Here you will texts that our family has memorized together. In 2019, when my children were 6 and 9, we finally started memorizing and working on recitations. Before that, I hadn’t really known how to do this. It seemed … mysterious.
What finally compelled me to begin was listening to a podcast about memorization work that talked about what happens when we memorize a text — we take it inside ourselves and have access to its language in an intimate way. The words themselves; the cadence of the lines; the messages — these become part of us.
Religious families of course have their children memorize scripture for this reason. Our family’s faith practices are rather eclectic and lean toward agnosticism in beliefs, but we love poetry. And words in general. Almost every year since my husband and I were married in 2000, we have included a favorite poem in our annual winter card to friends and family. What would it be like if we got to know these poems — and others — even better?

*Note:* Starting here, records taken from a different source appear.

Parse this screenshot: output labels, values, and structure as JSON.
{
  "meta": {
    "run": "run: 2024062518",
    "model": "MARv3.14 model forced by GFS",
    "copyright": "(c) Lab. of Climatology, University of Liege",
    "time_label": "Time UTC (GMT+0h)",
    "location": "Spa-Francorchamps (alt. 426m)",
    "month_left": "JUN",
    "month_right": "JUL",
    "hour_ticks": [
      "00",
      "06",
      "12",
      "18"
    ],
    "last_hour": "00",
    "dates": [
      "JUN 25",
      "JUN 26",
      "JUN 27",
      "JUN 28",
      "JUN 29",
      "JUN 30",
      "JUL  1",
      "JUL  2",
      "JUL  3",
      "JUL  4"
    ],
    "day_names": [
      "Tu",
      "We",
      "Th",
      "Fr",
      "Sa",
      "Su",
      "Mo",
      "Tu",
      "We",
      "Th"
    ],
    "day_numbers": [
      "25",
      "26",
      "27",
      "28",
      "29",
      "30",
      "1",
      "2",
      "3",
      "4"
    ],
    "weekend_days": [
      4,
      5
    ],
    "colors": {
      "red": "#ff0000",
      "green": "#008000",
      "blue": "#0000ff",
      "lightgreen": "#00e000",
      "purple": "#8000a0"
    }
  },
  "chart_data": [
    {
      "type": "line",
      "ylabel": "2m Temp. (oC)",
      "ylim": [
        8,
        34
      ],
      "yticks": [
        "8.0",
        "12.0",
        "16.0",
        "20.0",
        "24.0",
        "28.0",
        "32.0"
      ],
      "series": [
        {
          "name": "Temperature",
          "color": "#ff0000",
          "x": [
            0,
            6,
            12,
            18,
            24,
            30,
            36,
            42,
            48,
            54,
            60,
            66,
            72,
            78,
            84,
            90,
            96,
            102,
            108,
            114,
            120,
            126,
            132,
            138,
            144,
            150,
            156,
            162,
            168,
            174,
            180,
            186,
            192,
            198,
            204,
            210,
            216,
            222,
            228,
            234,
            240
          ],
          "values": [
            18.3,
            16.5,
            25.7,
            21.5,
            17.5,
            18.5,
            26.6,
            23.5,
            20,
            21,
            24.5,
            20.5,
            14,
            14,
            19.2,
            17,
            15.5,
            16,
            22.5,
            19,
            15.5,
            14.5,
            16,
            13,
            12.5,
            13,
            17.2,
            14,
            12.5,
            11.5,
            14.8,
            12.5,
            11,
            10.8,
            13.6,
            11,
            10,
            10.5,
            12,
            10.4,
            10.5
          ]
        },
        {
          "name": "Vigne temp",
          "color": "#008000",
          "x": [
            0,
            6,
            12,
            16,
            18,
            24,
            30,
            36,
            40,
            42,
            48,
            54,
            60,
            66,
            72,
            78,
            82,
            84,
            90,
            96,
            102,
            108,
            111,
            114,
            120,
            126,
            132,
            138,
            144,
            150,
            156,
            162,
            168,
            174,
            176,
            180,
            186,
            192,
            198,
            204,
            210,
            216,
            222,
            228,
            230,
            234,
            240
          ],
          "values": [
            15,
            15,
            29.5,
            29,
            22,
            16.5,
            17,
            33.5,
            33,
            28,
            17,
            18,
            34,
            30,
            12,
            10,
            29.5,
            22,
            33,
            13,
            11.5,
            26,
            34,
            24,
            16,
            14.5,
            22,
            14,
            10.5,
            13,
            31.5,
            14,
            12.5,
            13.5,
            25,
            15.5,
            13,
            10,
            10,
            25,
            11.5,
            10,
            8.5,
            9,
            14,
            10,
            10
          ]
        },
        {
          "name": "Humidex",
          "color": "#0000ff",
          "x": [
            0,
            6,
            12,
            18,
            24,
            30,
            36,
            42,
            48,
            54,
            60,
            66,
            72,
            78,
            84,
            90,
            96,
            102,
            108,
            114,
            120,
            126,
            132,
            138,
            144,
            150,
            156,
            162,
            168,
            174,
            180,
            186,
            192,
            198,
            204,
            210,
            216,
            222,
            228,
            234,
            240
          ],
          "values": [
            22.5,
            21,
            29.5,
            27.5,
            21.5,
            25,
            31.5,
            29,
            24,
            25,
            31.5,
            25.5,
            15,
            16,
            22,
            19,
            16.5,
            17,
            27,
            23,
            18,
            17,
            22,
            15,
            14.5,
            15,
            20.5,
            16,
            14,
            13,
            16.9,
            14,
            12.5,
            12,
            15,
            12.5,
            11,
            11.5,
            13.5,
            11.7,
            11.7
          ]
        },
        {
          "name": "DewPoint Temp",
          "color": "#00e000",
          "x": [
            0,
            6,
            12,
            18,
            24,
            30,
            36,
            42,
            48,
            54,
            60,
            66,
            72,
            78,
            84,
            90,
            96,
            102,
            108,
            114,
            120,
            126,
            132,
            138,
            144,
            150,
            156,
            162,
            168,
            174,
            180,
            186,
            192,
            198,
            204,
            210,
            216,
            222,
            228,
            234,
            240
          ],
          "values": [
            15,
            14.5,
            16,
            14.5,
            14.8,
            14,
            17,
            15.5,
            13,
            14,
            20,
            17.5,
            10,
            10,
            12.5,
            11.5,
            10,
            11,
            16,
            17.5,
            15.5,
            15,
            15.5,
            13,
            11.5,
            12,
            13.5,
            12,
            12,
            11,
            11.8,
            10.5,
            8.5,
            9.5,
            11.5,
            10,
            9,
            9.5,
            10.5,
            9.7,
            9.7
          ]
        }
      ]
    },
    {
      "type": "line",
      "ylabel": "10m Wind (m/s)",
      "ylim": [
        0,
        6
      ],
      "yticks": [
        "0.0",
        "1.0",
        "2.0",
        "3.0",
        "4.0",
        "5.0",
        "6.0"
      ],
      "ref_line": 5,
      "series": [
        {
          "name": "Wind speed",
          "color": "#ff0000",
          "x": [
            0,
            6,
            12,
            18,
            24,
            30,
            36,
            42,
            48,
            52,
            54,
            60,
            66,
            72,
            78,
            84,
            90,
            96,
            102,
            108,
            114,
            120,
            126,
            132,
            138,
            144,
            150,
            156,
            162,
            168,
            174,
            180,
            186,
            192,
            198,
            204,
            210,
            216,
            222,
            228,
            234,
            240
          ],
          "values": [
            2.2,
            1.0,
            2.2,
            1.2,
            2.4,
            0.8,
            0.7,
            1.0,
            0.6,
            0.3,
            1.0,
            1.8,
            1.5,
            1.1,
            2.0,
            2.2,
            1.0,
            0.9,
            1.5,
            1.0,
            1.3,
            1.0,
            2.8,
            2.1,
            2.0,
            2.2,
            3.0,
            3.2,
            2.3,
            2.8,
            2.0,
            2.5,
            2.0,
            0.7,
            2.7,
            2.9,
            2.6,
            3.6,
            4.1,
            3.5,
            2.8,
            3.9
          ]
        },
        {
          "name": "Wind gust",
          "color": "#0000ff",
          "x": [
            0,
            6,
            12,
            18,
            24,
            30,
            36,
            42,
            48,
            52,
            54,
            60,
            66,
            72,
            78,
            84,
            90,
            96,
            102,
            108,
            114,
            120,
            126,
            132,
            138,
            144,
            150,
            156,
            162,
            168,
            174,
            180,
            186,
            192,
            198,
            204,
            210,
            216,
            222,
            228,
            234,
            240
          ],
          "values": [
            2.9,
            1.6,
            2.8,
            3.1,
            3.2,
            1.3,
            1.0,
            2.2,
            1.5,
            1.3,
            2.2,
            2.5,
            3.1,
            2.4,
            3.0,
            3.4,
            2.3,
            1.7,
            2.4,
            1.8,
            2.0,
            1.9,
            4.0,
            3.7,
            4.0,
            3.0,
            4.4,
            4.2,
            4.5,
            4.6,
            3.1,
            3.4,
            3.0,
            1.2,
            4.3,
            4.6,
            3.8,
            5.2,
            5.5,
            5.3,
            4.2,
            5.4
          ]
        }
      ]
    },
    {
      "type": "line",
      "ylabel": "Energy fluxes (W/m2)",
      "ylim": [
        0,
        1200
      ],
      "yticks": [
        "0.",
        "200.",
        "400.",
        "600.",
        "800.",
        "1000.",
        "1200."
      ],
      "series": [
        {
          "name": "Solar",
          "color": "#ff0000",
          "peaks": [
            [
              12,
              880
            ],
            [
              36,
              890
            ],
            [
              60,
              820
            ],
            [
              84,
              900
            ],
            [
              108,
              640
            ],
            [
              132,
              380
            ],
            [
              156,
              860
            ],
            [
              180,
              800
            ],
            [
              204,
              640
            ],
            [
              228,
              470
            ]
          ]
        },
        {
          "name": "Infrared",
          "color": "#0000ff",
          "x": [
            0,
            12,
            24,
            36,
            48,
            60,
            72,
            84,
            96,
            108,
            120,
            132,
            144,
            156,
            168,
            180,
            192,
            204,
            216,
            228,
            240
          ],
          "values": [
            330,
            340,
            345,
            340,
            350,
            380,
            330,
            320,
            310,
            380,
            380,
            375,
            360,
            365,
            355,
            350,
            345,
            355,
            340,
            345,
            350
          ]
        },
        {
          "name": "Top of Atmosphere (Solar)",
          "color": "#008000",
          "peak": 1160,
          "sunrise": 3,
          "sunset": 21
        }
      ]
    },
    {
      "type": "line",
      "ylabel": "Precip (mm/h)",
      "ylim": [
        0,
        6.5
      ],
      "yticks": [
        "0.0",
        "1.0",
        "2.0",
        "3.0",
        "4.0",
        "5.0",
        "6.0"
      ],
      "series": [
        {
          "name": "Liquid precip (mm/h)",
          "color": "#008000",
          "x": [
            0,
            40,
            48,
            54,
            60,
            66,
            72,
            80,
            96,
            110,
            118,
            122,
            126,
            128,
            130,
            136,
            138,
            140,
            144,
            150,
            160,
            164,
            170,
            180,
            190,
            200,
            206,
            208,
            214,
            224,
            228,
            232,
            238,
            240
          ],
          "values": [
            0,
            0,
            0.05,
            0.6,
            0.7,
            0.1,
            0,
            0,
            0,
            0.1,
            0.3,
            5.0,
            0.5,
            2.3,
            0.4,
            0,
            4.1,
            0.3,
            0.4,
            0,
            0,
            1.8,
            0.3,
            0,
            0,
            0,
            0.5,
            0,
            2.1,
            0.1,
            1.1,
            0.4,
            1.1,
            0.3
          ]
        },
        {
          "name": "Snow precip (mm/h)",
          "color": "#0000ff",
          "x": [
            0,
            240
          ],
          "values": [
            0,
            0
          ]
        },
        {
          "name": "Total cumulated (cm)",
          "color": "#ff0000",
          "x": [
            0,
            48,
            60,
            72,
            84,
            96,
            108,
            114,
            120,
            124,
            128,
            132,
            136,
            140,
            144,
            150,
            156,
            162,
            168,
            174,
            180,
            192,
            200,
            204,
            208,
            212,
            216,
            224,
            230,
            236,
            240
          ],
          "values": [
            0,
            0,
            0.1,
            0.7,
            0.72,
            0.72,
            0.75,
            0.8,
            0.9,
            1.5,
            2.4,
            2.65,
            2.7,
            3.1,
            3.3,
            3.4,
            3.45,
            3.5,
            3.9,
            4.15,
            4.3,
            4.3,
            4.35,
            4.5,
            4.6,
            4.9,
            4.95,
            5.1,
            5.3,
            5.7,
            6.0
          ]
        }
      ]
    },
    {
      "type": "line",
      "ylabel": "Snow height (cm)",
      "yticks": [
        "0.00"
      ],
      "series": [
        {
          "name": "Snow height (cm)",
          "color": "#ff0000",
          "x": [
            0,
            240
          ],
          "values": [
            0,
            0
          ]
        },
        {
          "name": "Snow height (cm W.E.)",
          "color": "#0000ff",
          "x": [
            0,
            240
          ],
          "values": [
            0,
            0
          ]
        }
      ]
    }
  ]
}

So, I pulled together some of our long-time favorites and we began memorizing all together after dinner each night. It turns out that it’s not that mysterious or difficult! We simply add two or so more lines each night to what we’ve already learned. We begin by reviewing the earlier parts of the poem, each of us taking turns either reciting or holding the poem itself (I put the poems we are learning and have learned in a little three-ring binder so they’re easily accessible). Then we learn two more lines: one person reads each line aloud, and we repeat. We do regularly revisit older poems too, in order to keep them in our mind.
The experience has been so fulfilling. There’s something amazing about hearing our children recite, from memory, the eloquent wise words of our favorite poets and writers. And, I love having these words in my heart too!
In time, we hope to work up to much longer pieces, including quotes and speeches. What I’ve recorded here are the texts we’ve memorized, in order that we chose them. While I think this is a fabulous collection because it’s meaningful to me, I encourage each family to find texts that are meaningful to them, whether that be holy words from their faith tradition or favorite poems.